AKP iktidarı da bu hakkı tamamen işçiden alıp sermayeye fayda sağlayacak noktaya getirmek için, patronlar için uğraş veriyor.
Kıdem tazminatı emekçilerin hakkıdır
Kıdem tazminatını ve işçi haklarını gasp etmek uzun yıllardır kapitalist iktidarların ve sermayenin hedefinde olmuştur. Emek cephesinin süregelen mücadelesi ve direnişi sayesinde kapitalizm her defasında duvara toslamış ve istediğini alamamıştır. İşçinin emeğini, geleceğini tehdit eden kıdem tazminatının fona devredilmesi tasarısına karşı mücadelemizi yükseltmemiz gerekiyor. Kıdem tazminatımız alın terimiz, emeğimiz, geleceğimizdir. Gasp ettirmeyeceğiz!
Ne yapmalıyız?
Çalışma Ekonomisi ve Endüstri İlişkileri alanında öğretim üyesi olan Prof. Dr. Aziz Çelik hocamızın bu konuyla ilgili Birgün Gazetesi’nde yayımlanan yazısında, kıdem tazminatını korumak için madde madde şunları sıralıyor:
1) Kıdem tazminatı doğrudan bir işveren yükümlülüğü olarak kalmalı. Fona devir gündemden çıkarılmalıdır.

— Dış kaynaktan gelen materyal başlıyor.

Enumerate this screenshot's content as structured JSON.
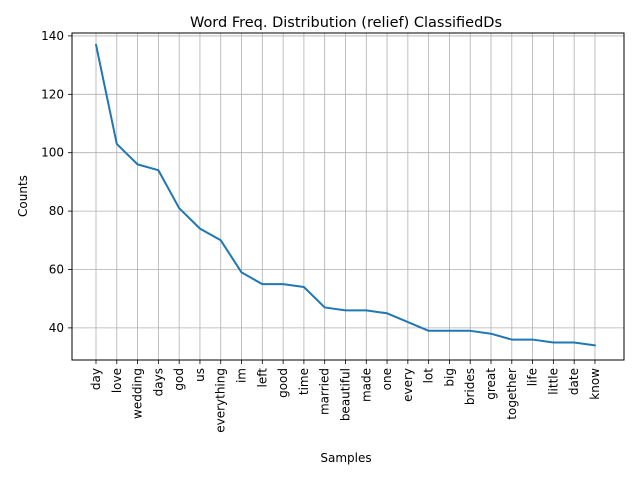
{
  "chart_data": {
    "type": "line",
    "title": "Word Freq. Distribution (relief) ClassifiedDs",
    "xlabel": "Samples",
    "ylabel": "Counts",
    "categories": [
      "day",
      "love",
      "wedding",
      "days",
      "god",
      "us",
      "everything",
      "im",
      "left",
      "good",
      "time",
      "married",
      "beautiful",
      "made",
      "one",
      "every",
      "lot",
      "big",
      "brides",
      "great",
      "together",
      "life",
      "little",
      "date",
      "know"
    ],
    "series": [
      {
        "values": [
          137,
          103,
          96,
          94,
          81,
          74,
          70,
          59,
          55,
          55,
          54,
          47,
          46,
          46,
          45,
          42,
          39,
          39,
          39,
          38,
          36,
          36,
          35,
          35,
          34
        ]
      }
    ],
    "ylim": [
      29,
      141
    ],
    "yticks": [
      40,
      60,
      80,
      100,
      120,
      140
    ],
    "grid": true,
    "line_color": "#1f77b4",
    "grid_color": "#b0b0b0"
  }
}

2) Kıdem tazminatı 30 gün olarak korunmalı ve kıdem tazminatı hak etme koşulları kolaylaştırılmalıdır. Örneğin istifa halinde de kıdem tazminatı ödenmelidir.

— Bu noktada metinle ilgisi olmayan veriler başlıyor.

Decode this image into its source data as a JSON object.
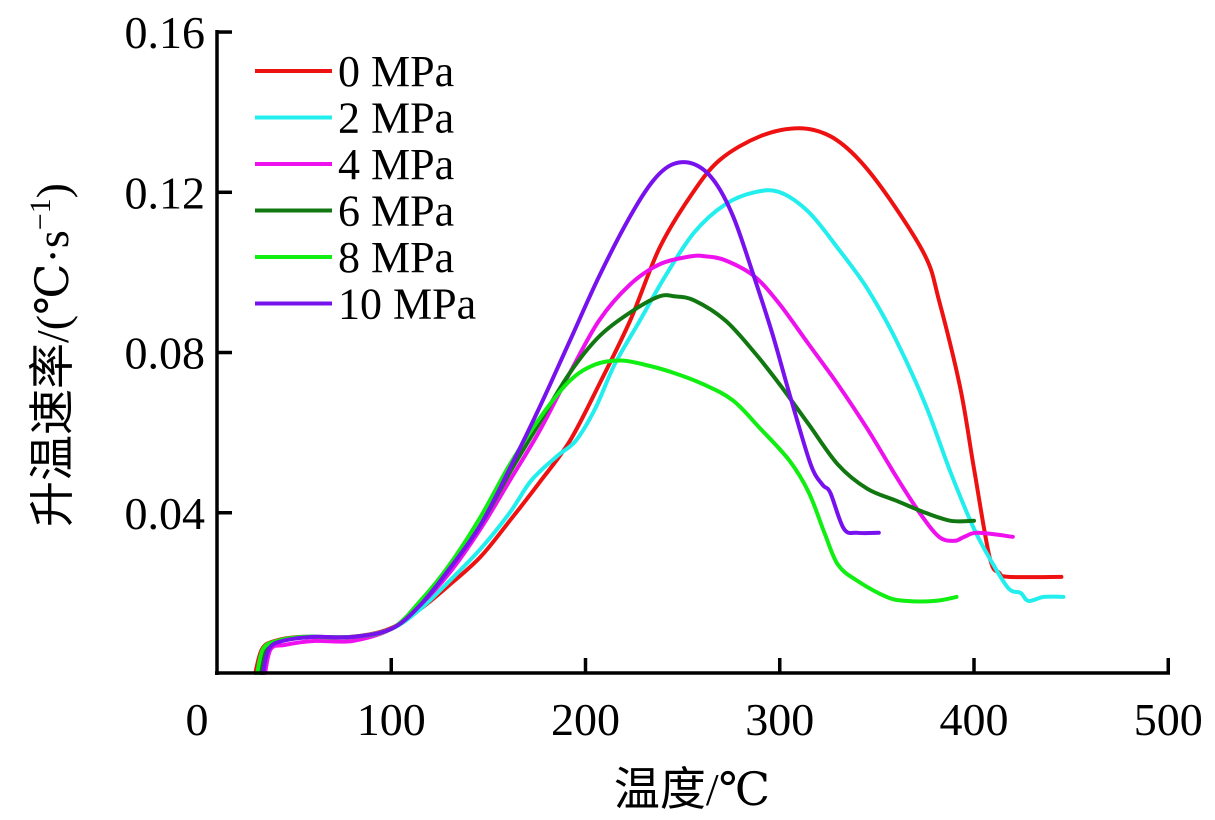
{
  "chart_data": {
    "type": "line",
    "title": "",
    "xlabel": "温度/℃",
    "ylabel": "升温速率/(℃·s⁻¹)",
    "ylabel_parts": {
      "main": "升温速率/(℃·s",
      "sup": "−1",
      "end": ")"
    },
    "xlim": [
      10,
      500
    ],
    "ylim": [
      0,
      0.16
    ],
    "x_ticks": [
      0,
      100,
      200,
      300,
      400,
      500
    ],
    "x_tick_labels": [
      "0",
      "100",
      "200",
      "300",
      "400",
      "500"
    ],
    "y_ticks": [
      0.04,
      0.08,
      0.12,
      0.16
    ],
    "y_tick_labels": [
      "0.04",
      "0.08",
      "0.12",
      "0.16"
    ],
    "grid": false,
    "legend_position": "top-left",
    "series": [
      {
        "name": "0 MPa",
        "color": "#ee1111",
        "x": [
          30,
          33.5,
          40,
          53,
          79,
          99,
          115,
          130,
          146,
          161,
          177,
          192,
          207,
          223,
          238,
          254,
          269,
          290,
          310,
          326,
          341,
          357,
          375,
          382,
          393,
          400,
          408,
          413,
          418,
          445
        ],
        "y": [
          0.0,
          0.006,
          0.008,
          0.009,
          0.009,
          0.011,
          0.016,
          0.022,
          0.029,
          0.038,
          0.048,
          0.058,
          0.072,
          0.088,
          0.106,
          0.119,
          0.128,
          0.134,
          0.136,
          0.134,
          0.128,
          0.118,
          0.104,
          0.093,
          0.071,
          0.051,
          0.029,
          0.025,
          0.024,
          0.024
        ]
      },
      {
        "name": "2 MPa",
        "color": "#22eeee",
        "x": [
          32,
          35,
          42,
          55,
          80,
          100,
          115,
          130,
          146,
          161,
          172,
          185,
          195,
          205,
          215,
          228,
          241,
          256,
          272,
          287,
          300,
          315,
          330,
          345,
          360,
          375,
          388,
          400,
          410,
          418,
          424,
          428,
          436,
          446
        ],
        "y": [
          0.0,
          0.006,
          0.008,
          0.009,
          0.009,
          0.011,
          0.016,
          0.023,
          0.031,
          0.04,
          0.048,
          0.054,
          0.058,
          0.066,
          0.077,
          0.088,
          0.099,
          0.11,
          0.117,
          0.12,
          0.12,
          0.115,
          0.106,
          0.096,
          0.083,
          0.067,
          0.05,
          0.036,
          0.027,
          0.021,
          0.02,
          0.018,
          0.019,
          0.019
        ]
      },
      {
        "name": "4 MPa",
        "color": "#ee11ee",
        "x": [
          35,
          38,
          45,
          60,
          80,
          100,
          115,
          130,
          146,
          161,
          177,
          192,
          207,
          223,
          238,
          254,
          262,
          272,
          287,
          300,
          315,
          330,
          345,
          360,
          372,
          382,
          390,
          395,
          402,
          420
        ],
        "y": [
          0.0,
          0.006,
          0.007,
          0.008,
          0.008,
          0.011,
          0.017,
          0.025,
          0.036,
          0.048,
          0.061,
          0.075,
          0.088,
          0.097,
          0.102,
          0.104,
          0.104,
          0.103,
          0.099,
          0.092,
          0.082,
          0.072,
          0.061,
          0.049,
          0.04,
          0.034,
          0.033,
          0.034,
          0.035,
          0.034
        ]
      },
      {
        "name": "6 MPa",
        "color": "#117711",
        "x": [
          33,
          36,
          43,
          58,
          80,
          100,
          115,
          130,
          146,
          161,
          177,
          192,
          207,
          223,
          238,
          246,
          256,
          272,
          287,
          300,
          315,
          330,
          345,
          360,
          375,
          388,
          400
        ],
        "y": [
          0.0,
          0.006,
          0.008,
          0.009,
          0.009,
          0.011,
          0.017,
          0.026,
          0.037,
          0.05,
          0.063,
          0.075,
          0.084,
          0.09,
          0.094,
          0.094,
          0.093,
          0.088,
          0.08,
          0.072,
          0.062,
          0.052,
          0.046,
          0.043,
          0.04,
          0.038,
          0.038
        ]
      },
      {
        "name": "8 MPa",
        "color": "#11ee11",
        "x": [
          31,
          34,
          41,
          55,
          80,
          100,
          115,
          130,
          146,
          161,
          177,
          192,
          205,
          218,
          230,
          245,
          261,
          276,
          290,
          305,
          315,
          323,
          330,
          340,
          355,
          365,
          380,
          391
        ],
        "y": [
          0.0,
          0.006,
          0.008,
          0.009,
          0.009,
          0.011,
          0.018,
          0.027,
          0.039,
          0.052,
          0.064,
          0.073,
          0.077,
          0.078,
          0.077,
          0.075,
          0.072,
          0.068,
          0.061,
          0.053,
          0.045,
          0.035,
          0.027,
          0.023,
          0.019,
          0.018,
          0.018,
          0.019
        ]
      },
      {
        "name": "10 MPa",
        "color": "#7711ee",
        "x": [
          34,
          37,
          44,
          60,
          80,
          100,
          115,
          130,
          146,
          161,
          177,
          192,
          207,
          223,
          235,
          245,
          256,
          266,
          276,
          286,
          296,
          306,
          316,
          322,
          326,
          333,
          340,
          351
        ],
        "y": [
          0.0,
          0.006,
          0.008,
          0.009,
          0.009,
          0.011,
          0.017,
          0.026,
          0.037,
          0.051,
          0.067,
          0.083,
          0.099,
          0.114,
          0.123,
          0.127,
          0.127,
          0.123,
          0.114,
          0.1,
          0.085,
          0.068,
          0.052,
          0.047,
          0.045,
          0.036,
          0.035,
          0.035
        ]
      }
    ]
  }
}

3) İşverenin ödeme aczine düşmesi durumunda kıdem tazminatı alacağı, devlet alacakları ve bankaların ipotekli alacakları da dahil olmak üzere birinci sıraya yükseltilmelidir. Tazminat dahil tüm işçi alacaklarına güvence getirilmelidir.

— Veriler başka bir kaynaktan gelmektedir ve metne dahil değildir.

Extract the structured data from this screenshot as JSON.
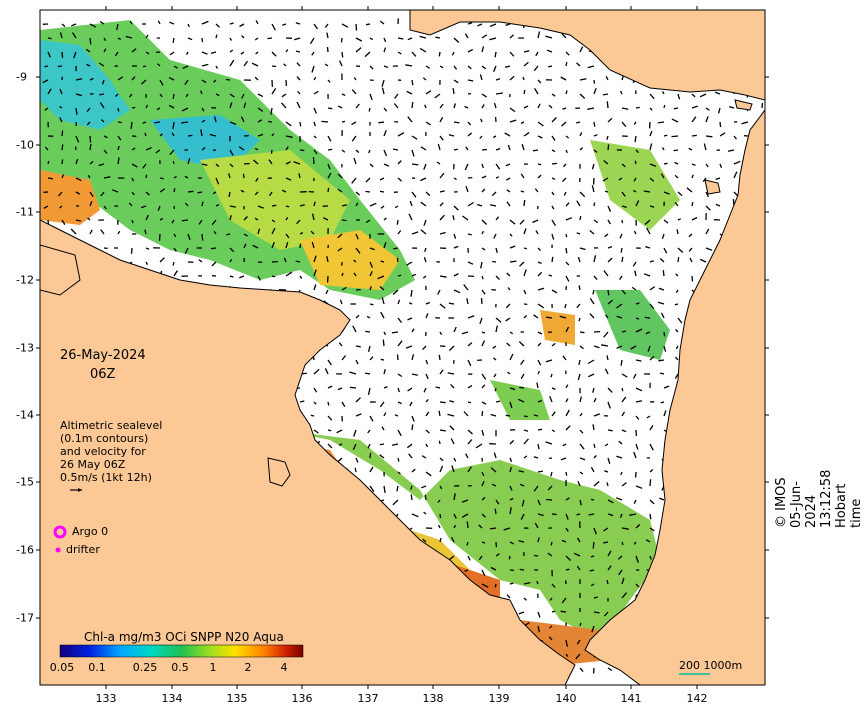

4) İşçi alacaklarının, güvence altına alınmasını öngören 173 sayılı ILO sözleşmesi onaylanmalıdır.
5) Kıdem tazminatı alacağı ve diğer işçilik alacakları 4447 sayılı İşsizlik Sigortası Kanununun Ek 1. maddesinde yer alan ve yıllardır uygulanan” ücret garanti fonu” kapsamına alınmalıdır.
6) Ücret garanti fonu uygulaması kıdem tazminatı dahil tüm işçi alacaklarını kapsayacak şekilde genişletilmeli ve yasada öngörülen üç aylık süre artırılmalıdır (Burada söz edilen fonun kıdem tazminatı fonuyla bir ilgisi yoktur).
7) Halka açık şirketler için getirilen kıdem tazminatı karşılığı ayırma uygulaması diğer şirketlere de yaygınlaştırılmalıdır.
8) Tamamlayıcı emeklilik, bireysel emeklilik gibi sözde çözümler yerine kamusal emeklilik sistemi güçlendirilmeli ve emekli aylıkları insanca bir yaşam için yetecek düzeye yükseltilmelidir. Emeklilikte gerek yaş konusundaki gerekse aylıklardaki yetersizlik ve adaletsizlikleri gidermek üzere kapsamlı düzenlemeler yapılmalıdır.
İşçi sendikaları başta olmak üzere işçileri, aydınları ve tüm vatandaşlarımızı Kıdem tazminatını çeşitli formüller ile gasp edilmesini engellemek için mücadeleye çağırıyoruz.